Por. Lúdico Ognimod
El hombre, en su errático caminar daba claros signos de incertidumbre, fraccionaba cada paso como intentando corregir su dirección. No vestía como acostumbran los mendigos, su ropa estaba limpia, aunque algo ajada, denotaba, quizás, un largo viaje sin más equipaje que el que pueden albergar cuatro bolsillos. Su mirada objetaba el cansancio con trémula opacidad.
Sintió que la tarde se despedía a sus espaldas y decidió detener su lerdo andar en una taguara de carretera, de esas donde suelen comer los camioneros y viajeros de pocos recursos, se sentó frente al mostrador, pidió agua y café ¿o viceversa? El dependiente del lugar, por un breve momento, dudó en atender su demanda, el hombre, como si adivinara el origen de las vacilaciones del empleado, sacó unos billetes de su bolsillo derecho del pantalón (en el bolsillo lateral izquierdo guardaba una daga enfundada en cuero) colocó el dinero sobre el mostrador sin pronunciar palabra alguna, pero con un seco toque sobre la madera del mostrador daba a entender que tenía como pagar; al otro lado del mostrador, el muchacho se apostó con algo de parsimonia frente a la vieja máquina Faema. El hombre con los codos apoyados sobre el mostrador miraba sus zapatos, a la vez unía la punta de estos con ansiedad y en forma insistente, hacia muecas con la boca dando impresión de ser portador de una gran angustia, como alguien que se enfrenta a un futuro condicionado por enormes restricciones, sus palabras eran tan escasas como su cordialidad.

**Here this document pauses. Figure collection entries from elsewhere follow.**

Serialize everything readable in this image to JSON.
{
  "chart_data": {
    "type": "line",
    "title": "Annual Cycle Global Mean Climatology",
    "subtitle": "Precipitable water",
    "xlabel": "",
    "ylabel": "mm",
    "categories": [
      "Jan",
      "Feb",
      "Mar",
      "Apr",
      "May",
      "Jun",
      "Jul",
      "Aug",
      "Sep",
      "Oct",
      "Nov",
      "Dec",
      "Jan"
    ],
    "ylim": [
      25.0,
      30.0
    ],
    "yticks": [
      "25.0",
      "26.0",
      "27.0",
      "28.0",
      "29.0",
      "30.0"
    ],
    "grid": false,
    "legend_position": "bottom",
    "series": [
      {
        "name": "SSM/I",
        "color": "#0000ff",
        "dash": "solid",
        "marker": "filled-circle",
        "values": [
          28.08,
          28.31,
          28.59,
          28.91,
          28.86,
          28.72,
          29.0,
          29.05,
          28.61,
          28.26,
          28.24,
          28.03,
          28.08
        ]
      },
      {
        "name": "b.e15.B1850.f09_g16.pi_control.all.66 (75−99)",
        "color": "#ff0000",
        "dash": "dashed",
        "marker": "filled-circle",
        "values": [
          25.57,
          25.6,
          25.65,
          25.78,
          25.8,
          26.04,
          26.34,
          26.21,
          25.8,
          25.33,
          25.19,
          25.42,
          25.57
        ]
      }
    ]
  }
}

Algunos clientes asiduos visitantes del local, intercambiaban frases entre si desde una mesa contigua (hablaban de fútbol), amenizaban su conversación con frecuentes sorbos de cerveza, sin reparar en la presencia de aquel caminante algo taciturno que guardaba una daga (enfundada en cuero) en su bolsillo lateral izquierdo del pantalón. El ritual de preparación del café seguía su acostumbrada rutina con los sonidos característicos que produce el impacto de los pomos porta filtros contra los bordes del misterioso reservorio donde recogen el cipo, los simpáticos clics y soplidos previos al embrujador aroma, plañían impíamente en el silencio, silencio quizás añorado por el hombre, a juzgar por su actitud, por esa forma de enunciar a los ojos ajenos estados de ánimo, estigmas de derrota o dolorosos padecimientos. El alimento preferido del pertinaz prejuicio no es otro que la apariencia exterior. Es entonces cuando irrumpe el dialogo imprescindible para satisfacer dentro de conformidad la petición, ¿Cómo quiere el café? Preguntó en tono indiferente y despreocupado el dependiente. El hombre hizo girar su precario asiento a su diestra, acomodó con la mano contraria la daga que portaba en su bolsillo (lateral izquierdo), apoyó su codo derecho con cierta pedantería sobre el mostrador mientras acariciaba su barbilla con los dedos pulgar e índice, sin dejar de agarrar la daga que llevaba en su bolsillo lateral izquierdo exclamó, con voz sarcásticamente acentuada – Dámelo igual que yo… Expreso-
El muchacho desprevenido, despachó el café tal como lo sugirió el hombre sin advertir lo insinuado en el juego de palabras. Café y agua en recipientes plásticos desechables, como el entorno, como los humanos y sus sobrevaloradas almas. En la mesa contigua los clientes, cerveza en mano, seguían hablando de futbol sin percatar peligro alguno. El ex convicto se levantó, prosiguió su caminar sin rumbo cierto, con notable torpeza desapareció en la penumbra que brinda la noche incipiente, haciendo uso de una libertad traumada por las punzadas que su daga en algún tiempo proporcionó manifestando su infamia, en algún cuerpo indefenso de mujer, sobre el sector lateral izquierdo.